I've built an agent-based model where agents are placed on an NK-landscape and tasked with finding the best fitting solution (highest point). To move around the landscape agents can choose between two different climbing methods. These climbing methods determine how solutions are generated. For example, one method is a simple hill climb comparing current fit with the fit of a potential solution in the local neighborhood, while another uses memory of past solutions as well to evaluate current solutions. My goal is to see if the optimal climbing method can be learned from maneuvering around the landscape and experimenting with both of the methods, and more broadly, whether there is an optimal policy for agents to follow that would allow them to outperform agents simply exploiting one of the two strategies.
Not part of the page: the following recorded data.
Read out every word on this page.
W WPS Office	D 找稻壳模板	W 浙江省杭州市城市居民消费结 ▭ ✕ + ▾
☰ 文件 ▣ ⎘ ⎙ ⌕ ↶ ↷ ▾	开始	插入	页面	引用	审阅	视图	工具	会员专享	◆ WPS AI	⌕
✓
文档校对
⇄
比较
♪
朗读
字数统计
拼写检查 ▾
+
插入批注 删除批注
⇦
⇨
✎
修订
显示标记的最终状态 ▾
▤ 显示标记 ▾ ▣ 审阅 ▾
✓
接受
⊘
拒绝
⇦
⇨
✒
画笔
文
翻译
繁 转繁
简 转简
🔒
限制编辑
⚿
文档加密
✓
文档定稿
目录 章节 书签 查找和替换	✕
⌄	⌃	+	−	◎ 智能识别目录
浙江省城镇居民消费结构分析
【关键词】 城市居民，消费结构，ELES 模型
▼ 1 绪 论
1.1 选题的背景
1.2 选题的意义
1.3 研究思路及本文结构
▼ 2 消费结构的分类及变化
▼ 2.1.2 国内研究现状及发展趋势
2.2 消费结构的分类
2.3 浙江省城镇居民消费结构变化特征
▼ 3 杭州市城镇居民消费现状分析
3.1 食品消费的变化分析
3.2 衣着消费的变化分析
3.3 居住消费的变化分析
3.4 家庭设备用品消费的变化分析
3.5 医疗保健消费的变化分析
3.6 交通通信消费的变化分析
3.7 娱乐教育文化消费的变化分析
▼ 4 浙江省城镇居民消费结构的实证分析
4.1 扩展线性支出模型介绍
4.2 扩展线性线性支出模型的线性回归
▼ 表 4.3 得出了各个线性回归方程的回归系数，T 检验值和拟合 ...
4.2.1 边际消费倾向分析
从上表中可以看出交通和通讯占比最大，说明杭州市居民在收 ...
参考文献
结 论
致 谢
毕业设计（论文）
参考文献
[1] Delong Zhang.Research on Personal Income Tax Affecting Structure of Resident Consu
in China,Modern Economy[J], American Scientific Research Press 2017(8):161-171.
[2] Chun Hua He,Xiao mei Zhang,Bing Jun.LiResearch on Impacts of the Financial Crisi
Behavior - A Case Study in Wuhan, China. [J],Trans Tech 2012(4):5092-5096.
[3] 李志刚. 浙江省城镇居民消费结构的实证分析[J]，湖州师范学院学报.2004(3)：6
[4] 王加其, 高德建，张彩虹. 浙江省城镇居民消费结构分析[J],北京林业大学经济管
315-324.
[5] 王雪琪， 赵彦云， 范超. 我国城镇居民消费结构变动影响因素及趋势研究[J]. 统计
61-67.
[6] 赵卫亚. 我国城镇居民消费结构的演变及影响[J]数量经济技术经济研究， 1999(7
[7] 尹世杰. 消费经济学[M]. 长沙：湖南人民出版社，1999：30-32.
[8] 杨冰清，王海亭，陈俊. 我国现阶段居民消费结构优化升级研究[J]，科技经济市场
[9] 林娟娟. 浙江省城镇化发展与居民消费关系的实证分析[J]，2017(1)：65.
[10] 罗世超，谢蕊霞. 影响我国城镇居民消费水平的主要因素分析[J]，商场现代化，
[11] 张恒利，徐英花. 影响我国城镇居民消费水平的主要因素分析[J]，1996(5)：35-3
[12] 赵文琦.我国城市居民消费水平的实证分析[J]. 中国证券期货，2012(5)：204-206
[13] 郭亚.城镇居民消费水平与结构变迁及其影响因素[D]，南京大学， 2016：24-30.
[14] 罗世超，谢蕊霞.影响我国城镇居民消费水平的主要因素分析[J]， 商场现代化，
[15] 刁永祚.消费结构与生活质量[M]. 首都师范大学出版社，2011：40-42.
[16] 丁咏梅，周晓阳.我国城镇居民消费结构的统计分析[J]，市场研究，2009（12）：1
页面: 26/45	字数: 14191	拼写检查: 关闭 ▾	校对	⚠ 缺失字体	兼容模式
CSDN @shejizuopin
To generate the NK landscape you take draws from a uniform distribution [0,1] and these make up the individual payoff values of each bit in the solution. Then, using a function that maps the dependencies between bits a fitness value is generated. I'm not sure whether this meaningfully changes the distribution of the original values or not.
I have been looking into Thompson sampling as a way to solve this problem; however, I am concerned, and my initial results suggest that the algorithm may not work with how my data is structured. I am currently using a Gaussian Thompson Sampling algorithm for unknown mean and variance based on these equations.
With all of this in mind, I believe that my data violates many of the assumptions of Thompson Sampling. Is Thompson Sampling robust enough to be able to work in this scenario?